Professor Levine is currently Joint Chair for the Department of Economics and Robert Schuman Center for Advanced Study at the European University Institute. He is on leave as John H. Biggs Distinguished Professor of Economics at Washington University in St. Louis. Having served as President of the Society for the Advancement of Economic Theory and of the Society for Economic Dynamics, he is a fellow of the Econometric Society, an Economic Theory Fellow, a research associate of the National Bureau of Economic Research, and of the Federal Reserve Bank of St. Louis.
2014: Innovatoin and growth with financial and other frictions with Randall Wright
Innovation and growth with financial and other frictions

Presented by Professor Randall Wright
University of Wisconsin
March 26, 2014
Professor Randall Wright is one of the most influential macroeconomic theorists today. He has made significant contributions to our understanding of labour markets, business cycles, and monetary and financial economics. His research is characterized by its focus on the frictions inherent to economic exchange, which make money an essential feature of all modern economies.
His work addresses central issues about the role of money as a medium of exchange and it has illuminated the important ways in which a monetary economy differs from the hypothetical, frictionless models employed by economists in the past. Professor Wright's recent work addresses the implications of market frictions on economic activity to include broader aspects of the financial sector, and bridges an important theoretical divide between traditional macroeconomics and finance.

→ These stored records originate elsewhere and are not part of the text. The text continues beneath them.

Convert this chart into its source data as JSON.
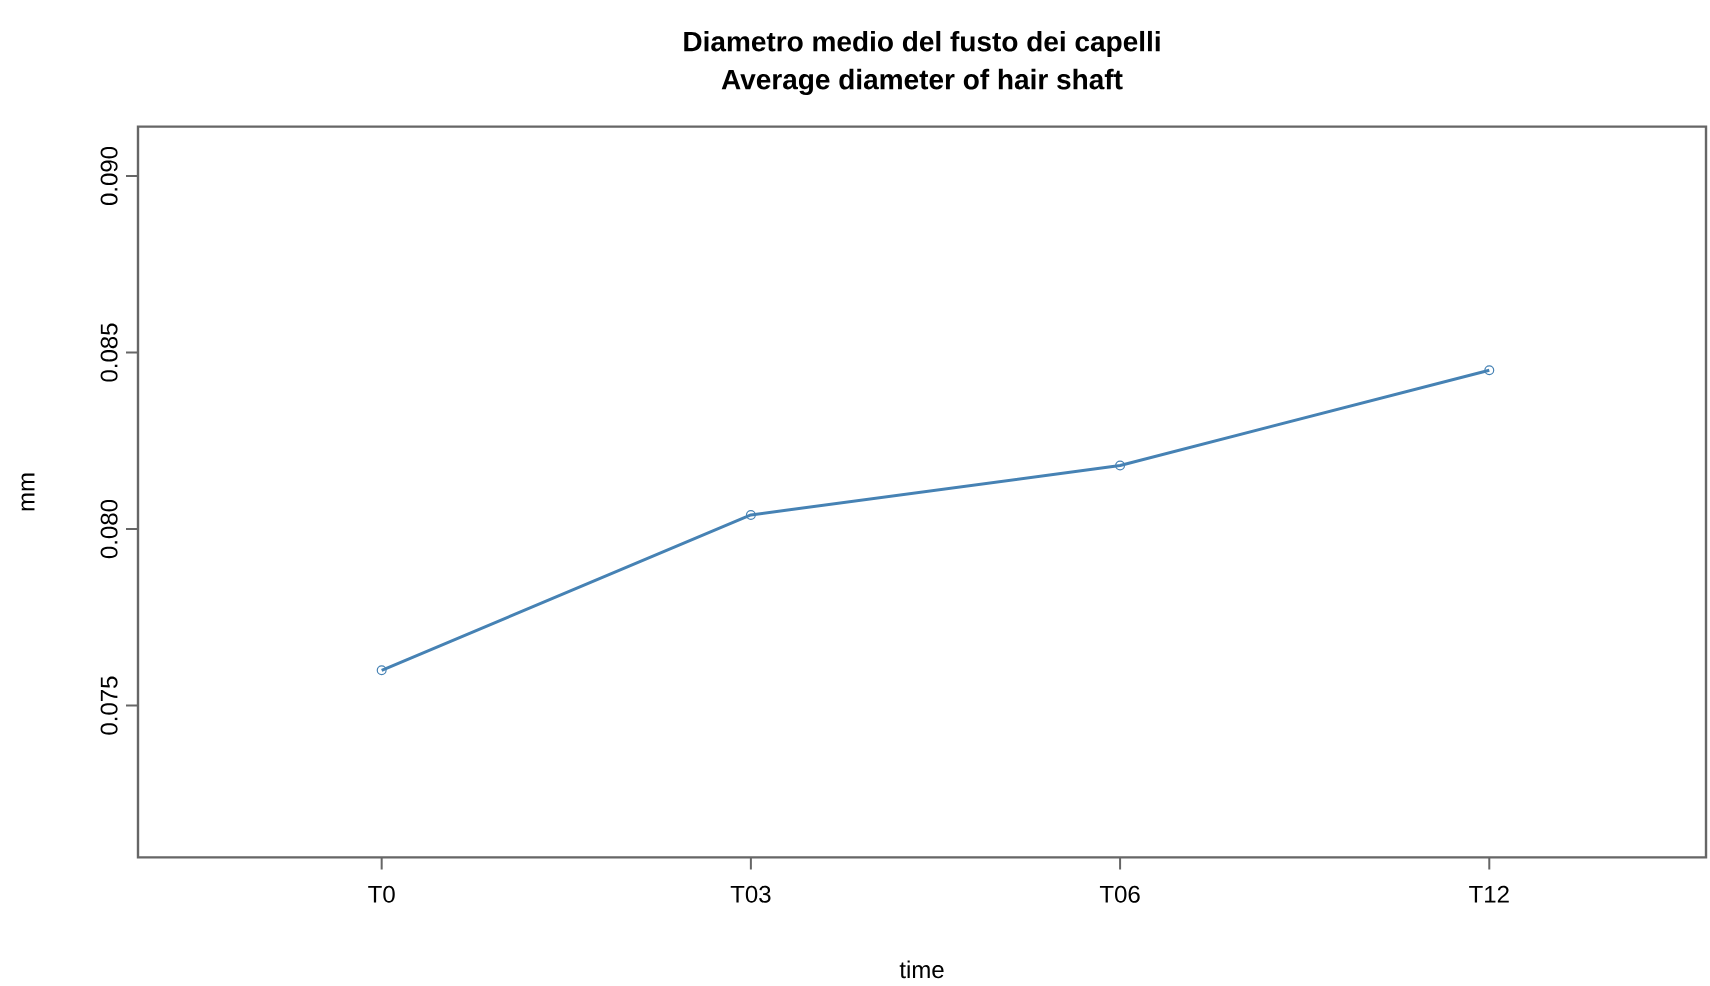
{
  "chart_data": {
    "type": "line",
    "title": "Diametro medio del fusto dei capelli",
    "subtitle": "Average diameter of hair shaft",
    "xlabel": "time",
    "ylabel": "mm",
    "categories": [
      "T0",
      "T03",
      "T06",
      "T12"
    ],
    "series": [
      {
        "color": "#4682b4",
        "values": [
          0.076,
          0.0804,
          0.0818,
          0.0845
        ]
      }
    ],
    "ylim": [
      0.0707,
      0.0914
    ],
    "yticks": [
      {
        "value": 0.075,
        "label": "0.075"
      },
      {
        "value": 0.08,
        "label": "0.080"
      },
      {
        "value": 0.085,
        "label": "0.085"
      },
      {
        "value": 0.09,
        "label": "0.090"
      }
    ],
    "marker": "circle",
    "line_style": "solid"
  }
}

View "2014 Distinguished Lecture in Economics - Wright" on YouTube
More about Professor Wright
Randall Wright is the Ray Zemon Professor of Liquid Assets in the Department of Finance, Investment and Banking at the Wisconsin School of Business, and a Professor in the Department of Economics at the University of Wisconsin. He is a consultant for the Federal Reserve Banks of Minneapolis and Chicago, a Research Associate at the National Bureau of Economic Research, and a Fellow of the Econometric Society and of the Society for the Advancement of Economic Theory.